The creation of knowledge and the exploration of new ways of doing things are at the very heart of our higher education system. The sector’s willingness to take the long-term view is spelt out clearly in the values and mission of many institutions. But the contribution of our universities and colleges goes well beyond formal education. Through cultural leadership and economic influence, they shape thinking and practice in cities, regions and beyond.
The Higher Education Funding Council for England’s 2005 vision statement for sustainability states: "Within the next ten years, the higher education sector in this country will be recognised as a major contributor to society’s efforts to achieve sustainability — through the skills and knowledge that its graduates learn and put into practice, and through its own strategies and operations."
A strong moral imperative — the desire for a just society and for reducing the impact of climate change on nations less able to respond than our own — provides a compelling basis for action.
And, while curricula issues are rightly a matter for individual institutions, we are likely to see growing demand from students and employers for courses that address the financial, social and environmental aspects of sustainable development. There is also little doubt that research and knowledge-transfer funds will flow to institutions able to offer solutions to pressing technological and social questions.
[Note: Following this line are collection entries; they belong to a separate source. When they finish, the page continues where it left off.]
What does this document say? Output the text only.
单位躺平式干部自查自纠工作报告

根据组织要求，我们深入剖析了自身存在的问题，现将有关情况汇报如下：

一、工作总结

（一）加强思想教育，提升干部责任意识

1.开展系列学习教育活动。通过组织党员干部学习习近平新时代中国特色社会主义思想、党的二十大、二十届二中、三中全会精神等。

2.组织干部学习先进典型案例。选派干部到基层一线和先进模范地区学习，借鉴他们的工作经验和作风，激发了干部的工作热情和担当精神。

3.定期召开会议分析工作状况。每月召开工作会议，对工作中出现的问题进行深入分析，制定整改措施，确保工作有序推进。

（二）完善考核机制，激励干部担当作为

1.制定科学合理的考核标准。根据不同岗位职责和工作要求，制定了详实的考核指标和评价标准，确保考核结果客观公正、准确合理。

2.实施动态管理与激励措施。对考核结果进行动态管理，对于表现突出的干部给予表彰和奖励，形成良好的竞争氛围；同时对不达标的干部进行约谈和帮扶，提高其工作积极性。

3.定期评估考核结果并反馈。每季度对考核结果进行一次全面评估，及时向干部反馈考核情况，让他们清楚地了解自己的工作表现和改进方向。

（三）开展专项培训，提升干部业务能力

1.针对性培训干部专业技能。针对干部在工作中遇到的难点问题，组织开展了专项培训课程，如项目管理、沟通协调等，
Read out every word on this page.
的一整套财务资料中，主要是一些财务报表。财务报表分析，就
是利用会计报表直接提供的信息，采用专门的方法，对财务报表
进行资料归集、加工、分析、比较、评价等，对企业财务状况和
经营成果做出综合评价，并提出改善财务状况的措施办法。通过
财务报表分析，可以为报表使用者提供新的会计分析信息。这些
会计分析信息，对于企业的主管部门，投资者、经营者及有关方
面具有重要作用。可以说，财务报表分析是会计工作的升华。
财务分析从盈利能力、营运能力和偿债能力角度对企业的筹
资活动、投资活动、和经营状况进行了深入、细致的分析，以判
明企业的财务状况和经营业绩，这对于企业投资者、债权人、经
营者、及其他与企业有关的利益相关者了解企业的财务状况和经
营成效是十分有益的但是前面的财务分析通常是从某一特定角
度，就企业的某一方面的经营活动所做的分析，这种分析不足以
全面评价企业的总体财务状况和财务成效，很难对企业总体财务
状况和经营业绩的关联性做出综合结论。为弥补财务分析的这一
Finally, there are cost and efficiency benefits from a long-term and sustainable approach. These are nowhere more evident than in estates and facilities management. Rising energy prices and carbon trading will accelerate these advantages. But "green" buildings are only a part of the picture.
The full benefits will come from adopting a strategic and sustainable approach to physical infrastructure. Efficient use of assets — space management, lifecycle costing and the evaluation of projects and practice — is a key contributor to sustainability. The estate is a tangible opportunity to show that what universities and colleges do in practice matches what they say. This gives the Green Gown Awards added impact.
For Hefce’s part, we will continue to encourage institutions to pursue strategies for sustainable development, but we will avoid an overly centralised approach that would run the risk of stifling the initiative so evident among the Green Gown Award entries. Here, as so often, partnership working is the key to success.l
David Eastwood is chief executive of the Higher Education Funding Council for England.